<-- home

on the costs of things


So Ashe Dryden got me off yesterday talking about SSL and internet security, after she tweeted the news that google would start using HTTPS in its rankings, such that sites using HTTPS would rank higher than those without. I noted that part of my fundraising efforts for Biyuti Publishing was to pay for an SSL certificate and @neonacho asked what was wrong with StartSSL’s free certificates. My reply was “The technical know how to properly install them…” and I followed with a comment that cost is rarely just about dollars and cents.

Even the most basic intro to economics tells us that ‘cost’ is almost never just about the price of a commodity. Something like encryption on the internet (or off of it, for that matter) isn’t cheap in terms of education, technical knowledge, and skills. I very much did try and see if I could use and implement one of StartSSL’s certificates. I couldn’t get it to work properly. And now I’m pretty sure I can’t access my account anymore. Most of their docs were geared towards nginx, something I’m still trying to learn how to use properly since I very much would love to stop using apache. I even was trying it with a digital ocean droplet, since they also have great docs for how to install a StartSSL certificate. Still couldn’t make it work. And something like SSL certificates definitely do not ‘work’ if you fail to install/implement them properly.
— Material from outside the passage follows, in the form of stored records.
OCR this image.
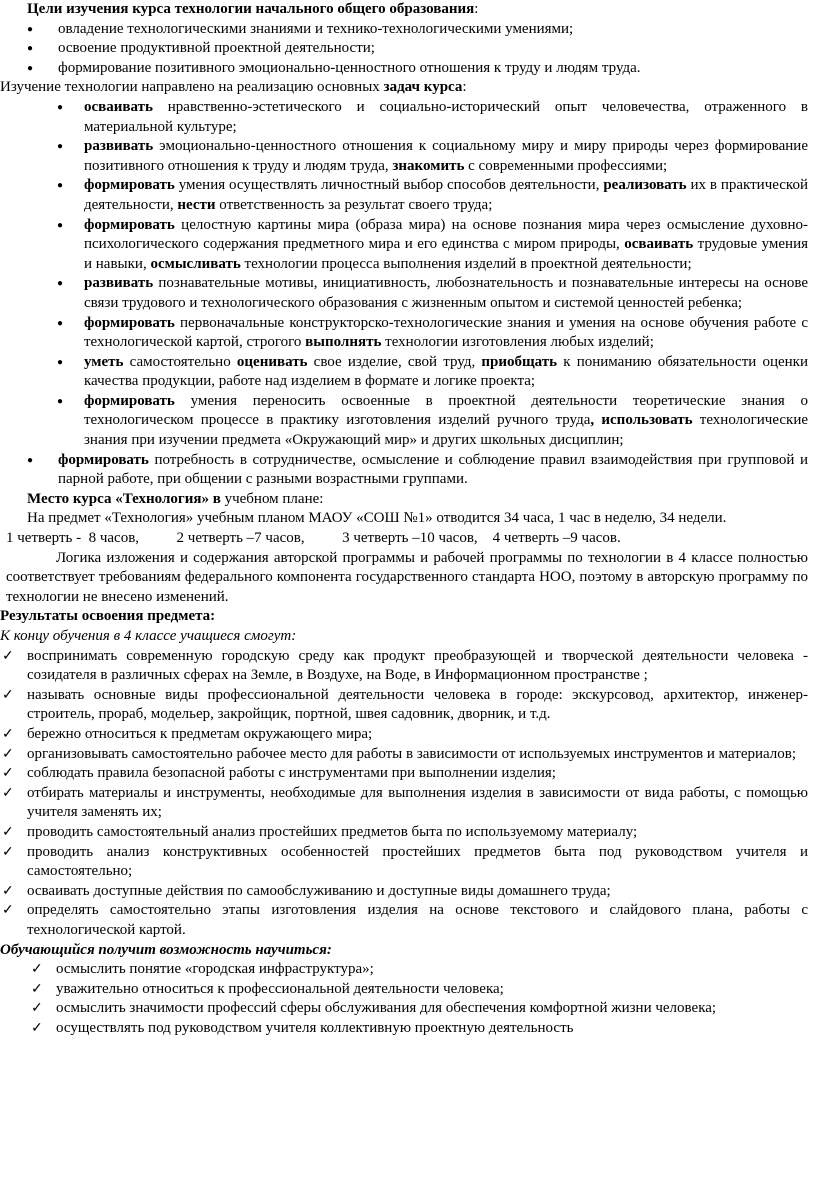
Цели изучения курса технологии начального общего образования:

● овладение технологическими знаниями и технико-технологическими умениями;
● освоение продуктивной проектной деятельности;
● формирование позитивного эмоционально-ценностного отношения к труду и людям труда.

Изучение технологии направлено на реализацию основных задач курса:

● осваивать нравственно-эстетического и социально-исторический опыт человечества, отраженного в материальной культуре;
● развивать эмоционально-ценностного отношения к социальному миру и миру природы через формирование позитивного отношения к труду и людям труда, знакомить с современными профессиями;
● формировать умения осуществлять личностный выбор способов деятельности, реализовать их в практической деятельности, нести ответственность за результат своего труда;
● формировать целостную картины мира (образа мира) на основе познания мира через осмысление духовно-психологического содержания предметного мира и его единства с миром природы, осваивать трудовые умения и навыки, осмысливать технологии процесса выполнения изделий в проектной деятельности;
● развивать познавательные мотивы, инициативность, любознательность и познавательные интересы на основе связи трудового и технологического образования с жизненным опытом и системой ценностей ребенка;
● формировать первоначальные конструкторско-технологические знания и умения на основе обучения работе с технологической картой, строгого выполнять технологии изготовления любых изделий;
● уметь самостоятельно оценивать свое изделие, свой труд, приобщать к пониманию обязательности оценки качества продукции, работе над изделием в формате и логике проекта;
● формировать умения переносить освоенные в проектной деятельности теоретические знания о технологическом процессе в практику изготовления изделий ручного труда, использовать технологические знания при изучении предмета «Окружающий мир» и других школьных дисциплин;
● формировать потребность в сотрудничестве, осмысление и соблюдение правил взаимодействия при групповой и парной работе, при общении с разными возрастными группами.

Место курса «Технология» в учебном плане:

На предмет «Технология» учебным планом МАОУ «СОШ №1» отводится 34 часа, 1 час в неделю, 34 недели.

1 четверть -  8 часов,	2 четверть –7 часов,	3 четверть –10 часов, 4 четверть –9 часов.

Логика изложения и содержания авторской программы и рабочей программы по технологии в 4 классе полностью соответствует требованиям федерального компонента государственного стандарта НОО, поэтому в авторскую программу по технологии не внесено изменений.

Результаты освоения предмета:

К концу обучения в 4 классе учащиеся смогут:

✓ воспринимать современную городскую среду как продукт преобразующей и творческой деятельности человека - созидателя в различных сферах на Земле, в Воздухе, на Воде, в Информационном пространстве ;
✓ называть основные виды профессиональной деятельности человека в городе: экскурсовод, архитектор, инженер-строитель, прораб, модельер, закройщик, портной, швея садовник, дворник, и т.д.
✓ бережно относиться к предметам окружающего мира;
✓ организовывать самостоятельно рабочее место для работы в зависимости от используемых инструментов и материалов;
✓ соблюдать правила безопасной работы с инструментами при выполнении изделия;
✓ отбирать материалы и инструменты, необходимые для выполнения изделия в зависимости от вида работы, с помощью учителя заменять их;
✓ проводить самостоятельный анализ простейших предметов быта по используемому материалу;
✓ проводить анализ конструктивных особенностей простейших предметов быта под руководством учителя и самостоятельно;
✓ осваивать доступные действия по самообслуживанию и доступные виды домашнего труда;
✓ определять самостоятельно этапы изготовления изделия на основе текстового и слайдового плана, работы с технологической картой.

Обучающийся получит возможность научиться:

✓ осмыслить понятие «городская инфраструктура»;
✓ уважительно относиться к профессиональной деятельности человека;
✓ осмыслить значимости профессий сферы обслуживания для обеспечения комфортной жизни человека;
✓ осуществлять под руководством учителя коллективную проектную деятельность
So, since Biyuti Publishing definitely wanted to be able to start using the Stripe payment gateway (which def. needs HTTPS), we opted to simply buy a certificate via the host, since they would also take care of installation. This, in turn, required paying for a hosting upgrade because SSL certificates require a static IP address. Suddenly… hosting costs increased by something like an extra $100-$150/year. This may not seem like a lot… but it is a non-trivial cost for a small business that isn’t structured to bring in a great deal of revenue1.